The Correct Option is A

Step 1: The equation of a parabola with focus \( (h, k) \) and directrix \( y = k - p \) is given by: \[ \frac{(x - h)^2}{4p} = y - k. \] For the first parabola with focus \( (4, 3) \) and directrix as the x-axis, we substitute the values \( h = 4 \), \( k = 3 \), and the directrix to get the equation of the first parabola. 

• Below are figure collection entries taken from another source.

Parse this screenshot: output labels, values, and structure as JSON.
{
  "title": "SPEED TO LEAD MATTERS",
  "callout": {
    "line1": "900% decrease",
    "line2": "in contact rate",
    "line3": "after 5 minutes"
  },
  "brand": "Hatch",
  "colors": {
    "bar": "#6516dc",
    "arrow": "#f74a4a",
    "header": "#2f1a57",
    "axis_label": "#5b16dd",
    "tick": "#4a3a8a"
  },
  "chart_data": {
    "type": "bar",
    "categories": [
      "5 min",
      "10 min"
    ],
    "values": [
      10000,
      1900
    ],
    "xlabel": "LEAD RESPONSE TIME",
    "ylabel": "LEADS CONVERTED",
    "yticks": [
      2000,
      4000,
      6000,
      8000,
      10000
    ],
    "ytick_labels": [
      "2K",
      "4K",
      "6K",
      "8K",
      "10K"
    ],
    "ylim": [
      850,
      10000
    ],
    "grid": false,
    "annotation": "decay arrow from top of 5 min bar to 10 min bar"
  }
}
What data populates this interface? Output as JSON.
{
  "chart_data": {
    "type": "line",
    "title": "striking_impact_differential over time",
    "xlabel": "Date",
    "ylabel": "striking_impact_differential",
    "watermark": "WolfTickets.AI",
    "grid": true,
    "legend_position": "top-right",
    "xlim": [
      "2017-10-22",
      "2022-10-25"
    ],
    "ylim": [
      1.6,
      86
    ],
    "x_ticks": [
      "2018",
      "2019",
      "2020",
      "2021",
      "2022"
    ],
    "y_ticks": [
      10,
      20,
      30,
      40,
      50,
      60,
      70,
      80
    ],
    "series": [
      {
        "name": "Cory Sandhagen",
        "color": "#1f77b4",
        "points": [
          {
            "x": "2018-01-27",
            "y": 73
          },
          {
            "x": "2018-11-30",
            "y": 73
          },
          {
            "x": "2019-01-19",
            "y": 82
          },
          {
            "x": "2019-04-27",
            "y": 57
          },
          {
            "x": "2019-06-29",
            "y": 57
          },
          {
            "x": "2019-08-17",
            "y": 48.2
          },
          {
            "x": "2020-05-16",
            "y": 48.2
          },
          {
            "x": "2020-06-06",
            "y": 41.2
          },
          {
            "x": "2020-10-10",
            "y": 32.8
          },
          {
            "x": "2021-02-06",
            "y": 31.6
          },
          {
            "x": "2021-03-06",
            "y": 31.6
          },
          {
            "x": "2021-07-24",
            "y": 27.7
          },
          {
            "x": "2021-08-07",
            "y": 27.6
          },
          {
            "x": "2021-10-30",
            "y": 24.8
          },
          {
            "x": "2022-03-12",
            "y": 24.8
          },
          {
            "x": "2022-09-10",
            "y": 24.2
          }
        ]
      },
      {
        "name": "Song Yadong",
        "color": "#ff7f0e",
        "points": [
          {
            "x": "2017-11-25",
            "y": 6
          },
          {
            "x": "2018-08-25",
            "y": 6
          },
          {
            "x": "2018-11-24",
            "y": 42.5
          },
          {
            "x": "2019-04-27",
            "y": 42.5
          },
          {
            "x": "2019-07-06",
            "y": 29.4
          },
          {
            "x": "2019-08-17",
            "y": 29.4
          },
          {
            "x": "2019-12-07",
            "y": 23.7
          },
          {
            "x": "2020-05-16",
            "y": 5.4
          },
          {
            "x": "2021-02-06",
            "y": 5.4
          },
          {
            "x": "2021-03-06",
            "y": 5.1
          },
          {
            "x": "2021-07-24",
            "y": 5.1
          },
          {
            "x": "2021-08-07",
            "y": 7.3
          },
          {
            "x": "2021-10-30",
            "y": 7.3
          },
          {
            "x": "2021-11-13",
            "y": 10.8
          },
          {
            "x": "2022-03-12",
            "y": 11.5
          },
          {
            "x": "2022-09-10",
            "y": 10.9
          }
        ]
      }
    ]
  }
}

Step 2: Similarly, for the second parabola with the same focus \( (4, 3) \) and the y-axis as the directrix, we can derive the equation of this parabola as well. 
Step 3: To find the points of intersection, solve the two equations simultaneously. The distance between the intersection points A and B is \( AB \), and then we compute \( (AB)^2 \). After solving, the value of \( (AB)^2 \) is found to be 392. Thus, the correct answer is (1).